Romanticism is a word you'll find helpful. The first inkling of disenchantment with the Enlightenment comes with German proto-romantic writers, such as Goethe. Sorrows of Young Werther had its entire plot set up by a man discarding reason and logic in favour of emotion and feeling. Even in the 1780s, people were tired of the exhalation of reason. By that point it had been in vogue in Europe for about 150 years- Hobbes' career was forged in the 1620s after all.
The Marquis de Sade built his entire ignoble career off of fulfilling the passions of the body and his contempt for those who used reason as an absolute. He goes on and on about how nothing people use "reason" to support actually makes sense unless you've bought into the myth.
Byron and Shelley built up off this disillusionment and made their entire careers on romantic ideals. Going off and dying in a random war of independence because you love Greece so hard you want to LARP as a Democracy-loving freedom fighter?
Byron signed right off on that.
Note Frankenstein, written by Mary Wollstonecraft Shelley. Her mother was a prominent supporter of reason, yet she herself posits reason as the source of evil. The use of the mind to create life should have been a towering achievement of rational thought, but in her book it does nothing but create suffering.
All around Europe, we see people saying "to hell with reason!" and talking about how they feel, man.
So we get the stoner-like rhetoric of the Victorian era, where rational Enlightenment theories on what a moral life should consist of gave way to people proclaiming that you should live your life however you wish- provided it is moral.
Once again, literature of the day speaks of people forgoing finding true happiness doing what they love, or what their heart compels them to do, rather than by doing what is just or even good. Werther kills himself in the end of Goethe's book. Is it rational? Not in the slightest. But is it true to his heart? Absolutely- and that is what matters, according to the Romanticists.
In the realm of aesthetics, thought moved away from whether something was rational to how it made you feel. Paintings like this:
The perspective, proportion, framing, skill in execution… and the pure grace of the city!… how rational.
Gave way to this:
Where a nobleman of the time might think woah, mate, the desolation and the columns… that's so deep… I'm gonna go write a poem about that.
Architecture moved away from this:
I do say, the proportions of the polychrome marble, pilasters and ceiling are so proportional!
Oh God I feel so Roman right now. Let's bust out the togas.
As to how this ties into the 20th century, because moral worth was suddenly ascribed to doing what you felt was true to yourself, people had to wonder why they felt a duty to their nation.

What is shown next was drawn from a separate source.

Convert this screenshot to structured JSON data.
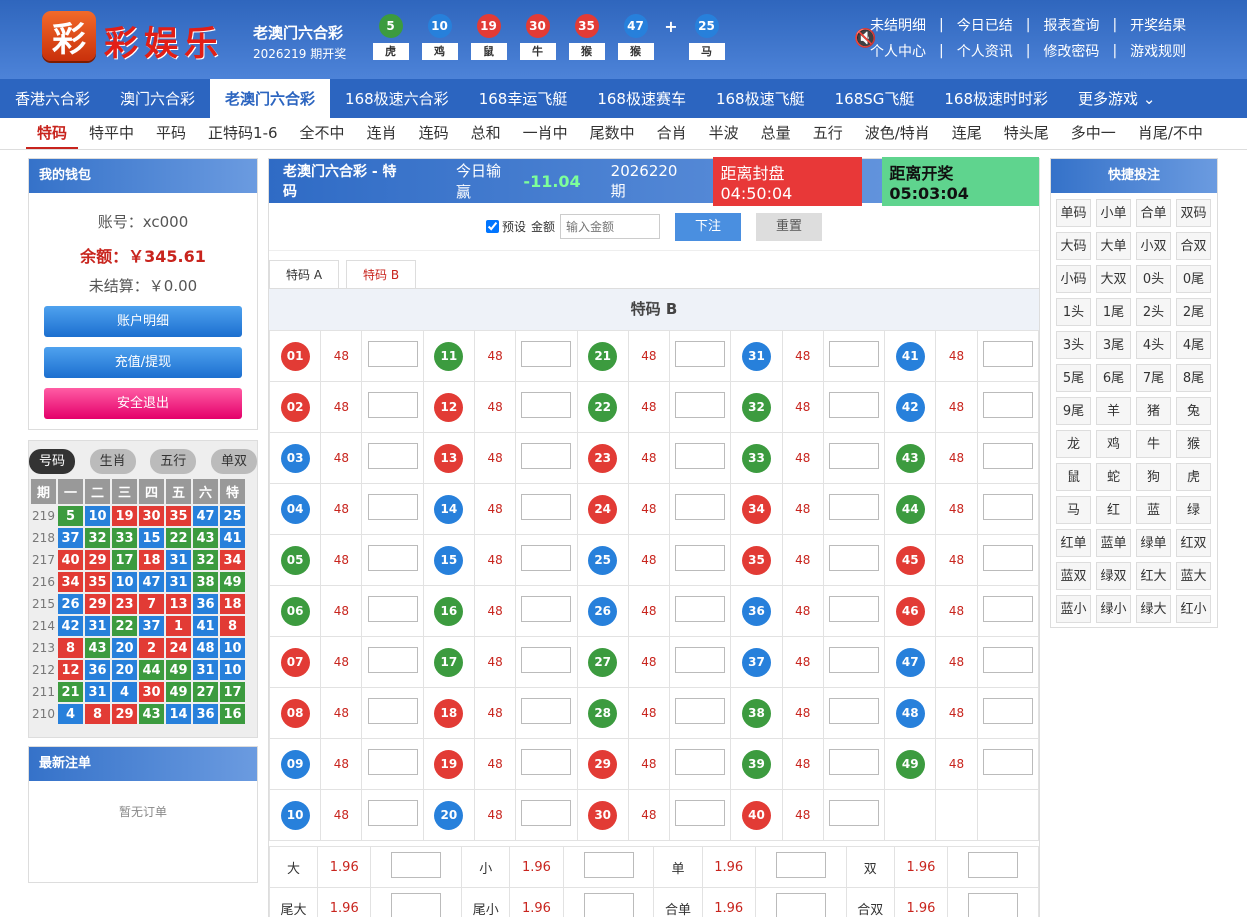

And it wasn't because the English state is the most efficiently governed and rationally based, but because it's our destiny man!I feel it!
And thus we get nationalism, where not only do you accept your country, you love it- and if you don't love it, then you're a traitor to the English people. Not only do you live in England- you are England. Someone from the time might say the following:
All throughout history, examples of English greatness abound, and it is so… romantic?… to think about that. English poetry is the best, English architecture is the best, English culture is the best… and thus, in a way, England is actually superior to every other country on Earth. I know it because I feel it. So by not loving your country, you fail to live up to English greatness.
And then the 19th century consists of each European country trying to prove to the others that they are the greatest. The fierce military, scientific and industrial rivalries are all products of nationalist rhetoric.
Then in the 20th century, we just get even more nationalism. Not only are Germans the greatest people in the world, blessed with superior genes, but they are so superior that the inferior peoples are holding us back and must be exterminated in order for the German nation to reach its full potential.
Thus you get Hitler. So by the 20th century, Enlightenment ideals were already long dead, having died quickly and violently before the Victoria era.